I was visiting my sister this weekend. We threw her a big birthday bash and we were winding down for the night. It was 11:30 or so and I was very sleepy. I was sitting in her nursery talking to her, rocking back and forth in her rocking chair, when all the sudden the magnitude of what it means to have a child hit me. In just 7 or so months I will be sitting in a similar room rocking my own child back and forth, learning how to be a mommy, thinking about how in just a couple years I'll be the woman chasing my child arond the store and then sending my child off to school for the first time. What a blessing and a huge responsibility. Thinking about how much my life is going to change and what it means to switch into the role of motherhood, living my life for someone else is just wild. Sometimes I still feel so young, too young even (I'm 24 for the record). Me a mom? What a foreign sounding title. At the same time though I can't wait.
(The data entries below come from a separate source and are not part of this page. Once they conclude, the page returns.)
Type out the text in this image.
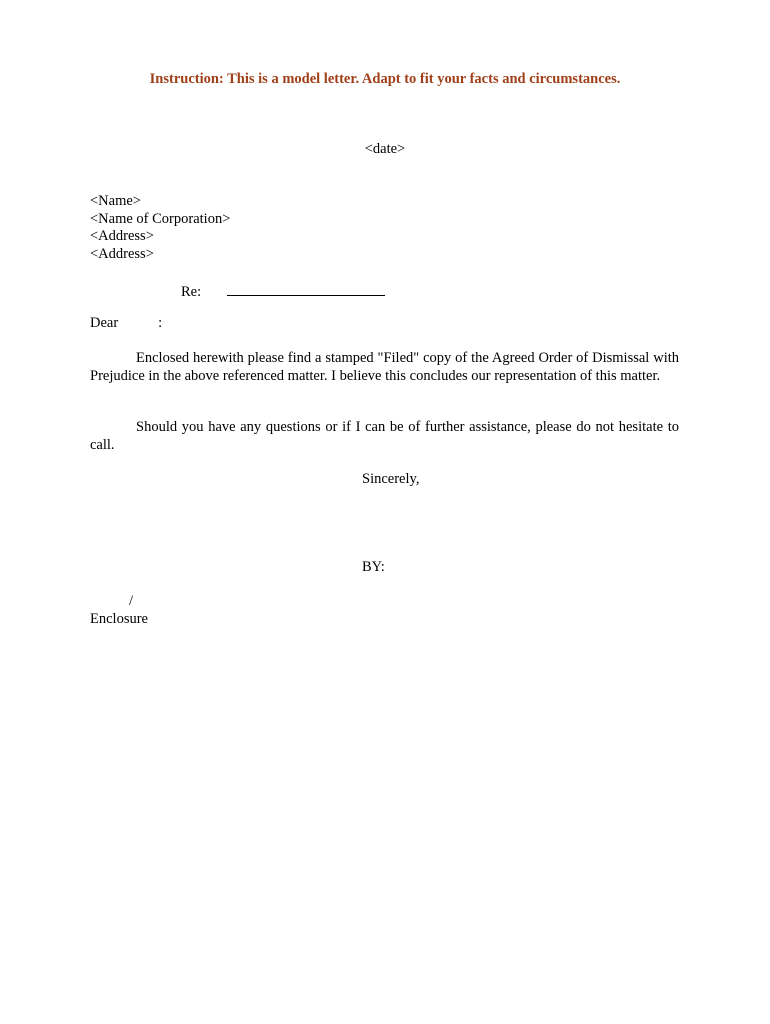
Instruction: This is a model letter. Adapt to fit your facts and circumstances.
<date>
<Name>
<Name of Corporation>
<Address>
<Address>
Re:
Dear	:
Enclosed herewith please find a stamped "Filed" copy of the Agreed Order of Dismissal with Prejudice in the above referenced matter. I believe this concludes our representation of this matter.
Should you have any questions or if I can be of further assistance, please do not hesitate to call.
Sincerely,
BY:
/
Enclosure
I can't wait to share this experience with the man that I love. What a blessing and what a joy.
Quite the reality check I had this weekend!!
Re: Reality Check
i had a reality check this weekend when i did the math on how much we need in reserves to pay the bills (not including gas in the cars) to get us through til DH's graduation, aka possibly the end of my maternity leave. granted, i gave us a cushion til the end of Jan (figured an extra month for him to find a job). but ... yikes.
granted, this pregnancy is a little earlier than we were planning, and i do get a little bit of money from my short term disability, but it's not like i can save a dang dime on my salary anyway.
i feel an impending meltdown coming on. DH better get his butt in gear & graduate, that's all i have to say!